Also, mechanical infrastructure. Having both restaurants means you've got twice or three times as many water heaters or HVAC units to go out. People don't realize the deeper you get in, the less you're actually doing the thing people think you're doing. I barely get to cook anymore. I grind and mix sausage and cut meat and work the counter and do special events, but those are the only menus I really get to build anymore. I unplug toilets. I fix HVAC units or whatever else. I call around and find ice for Marcus to get on days like this.
You just rolled out weekend brunch last weekend, any other exciting future plans?
BM: The farmers' market will be big, that starts June 5th. Last year we had our own market, and we also had the Cully market on Sundays, but they decided that they wanted to join together.
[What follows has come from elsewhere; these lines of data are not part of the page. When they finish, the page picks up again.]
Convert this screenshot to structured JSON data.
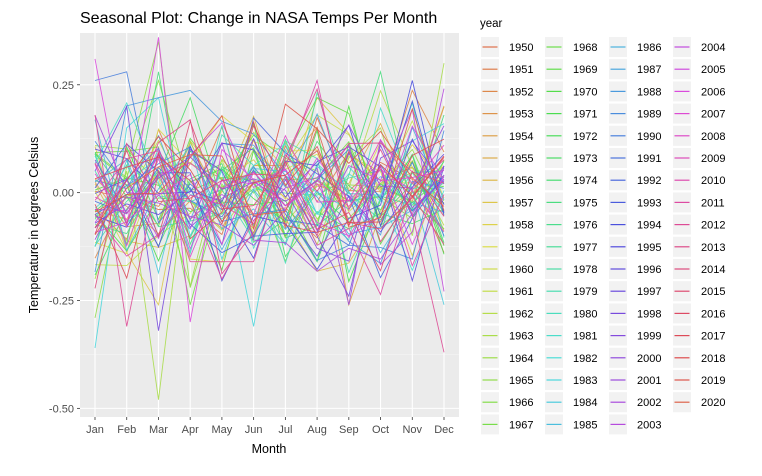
{
  "chart_data": {
    "type": "line",
    "title": "Seasonal Plot: Change in NASA Temps Per Month",
    "xlabel": "Month",
    "ylabel": "Temperature in degrees Celsius",
    "categories": [
      "Jan",
      "Feb",
      "Mar",
      "Apr",
      "May",
      "Jun",
      "Jul",
      "Aug",
      "Sep",
      "Oct",
      "Nov",
      "Dec"
    ],
    "ylim": [
      -0.52,
      0.37
    ],
    "yticks": [
      0.25,
      0.0,
      -0.25,
      -0.5
    ],
    "ytick_labels": [
      "0.25",
      "0.00",
      "-0.25",
      "-0.50"
    ],
    "grid": true,
    "background": "#ebebeb",
    "legend": {
      "title": "year",
      "placement": "right",
      "columns": 4
    },
    "years": [
      1950,
      1951,
      1952,
      1953,
      1954,
      1955,
      1956,
      1957,
      1958,
      1959,
      1960,
      1961,
      1962,
      1963,
      1964,
      1965,
      1966,
      1967,
      1968,
      1969,
      1970,
      1971,
      1972,
      1973,
      1974,
      1975,
      1976,
      1977,
      1978,
      1979,
      1980,
      1981,
      1982,
      1983,
      1984,
      1985,
      1986,
      1987,
      1988,
      1989,
      1990,
      1991,
      1992,
      1993,
      1994,
      1995,
      1996,
      1997,
      1998,
      1999,
      2000,
      2001,
      2002,
      2003,
      2004,
      2005,
      2006,
      2007,
      2008,
      2009,
      2010,
      2011,
      2012,
      2013,
      2014,
      2015,
      2016,
      2017,
      2018,
      2019,
      2020
    ],
    "highlight_series": [
      {
        "name": "1963",
        "values": [
          -0.2,
          0.05,
          -0.48,
          0.12,
          -0.05,
          0.1,
          0.02,
          -0.12,
          0.08,
          0.15,
          -0.1,
          0.3
        ]
      },
      {
        "name": "1965",
        "values": [
          -0.29,
          0.06,
          0.35,
          -0.22,
          0.02,
          -0.1,
          0.08,
          0.05,
          -0.06,
          0.02,
          0.1,
          -0.05
        ]
      },
      {
        "name": "1983",
        "values": [
          -0.36,
          0.15,
          0.22,
          -0.1,
          0.05,
          -0.31,
          0.1,
          -0.05,
          0.06,
          -0.02,
          0.12,
          0.16
        ]
      },
      {
        "name": "2006",
        "values": [
          0.31,
          -0.08,
          0.36,
          -0.3,
          0.1,
          0.03,
          -0.04,
          0.08,
          -0.02,
          0.06,
          -0.12,
          0.04
        ]
      },
      {
        "name": "2012",
        "values": [
          0.18,
          -0.31,
          0.05,
          -0.16,
          -0.16,
          -0.16,
          0.08,
          0.24,
          -0.04,
          0.1,
          -0.05,
          -0.37
        ]
      },
      {
        "name": "1998",
        "values": [
          0.05,
          0.2,
          -0.32,
          0.1,
          0.05,
          -0.1,
          0.03,
          -0.1,
          -0.24,
          0.08,
          0.12,
          0.02
        ]
      },
      {
        "name": "1975",
        "values": [
          0.09,
          -0.12,
          0.28,
          -0.12,
          0.06,
          0.02,
          -0.04,
          -0.16,
          0.04,
          0.28,
          -0.04,
          0.18
        ]
      },
      {
        "name": "1990",
        "values": [
          0.26,
          0.28,
          -0.07,
          0.02,
          -0.04,
          0.06,
          -0.03,
          0.03,
          0.1,
          -0.05,
          0.07,
          -0.1
        ]
      }
    ]
  }
}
I just got the layout and there are 30-something stalls and four major events throughout the summer. It's very exciting.
AG: Having the back space now, we're really excited about doing classes, we've got a whole set posted on our website right now. And we have a couple fun dinners in June: On the 9th we're doing a beer pairing dinner, I'll focus on tart, funky vintage barrel aged beers from the brewery. We have a Father's Day dinner with Firestone Walker, we're featuring a bunch of their beers, and the owner will be in town for that.
And finally, does it feel like it's been a year?
AG: Yes.
BM: Yes, yes it does. I have my kid now, he was born during the buildout, and now I see him running around here screaming. There have been so many things, one after another, as this place develops.
AG: It's been a busy year. And I think we're all growing up at the same time.
BM: Yeah, both my partners are getting married this summer.
AG: Sometimes you feel overwhelmed but then at the end of the day when you have all the good stuff going on in your personal life, life is really wonderful. It's hard to get stressed out.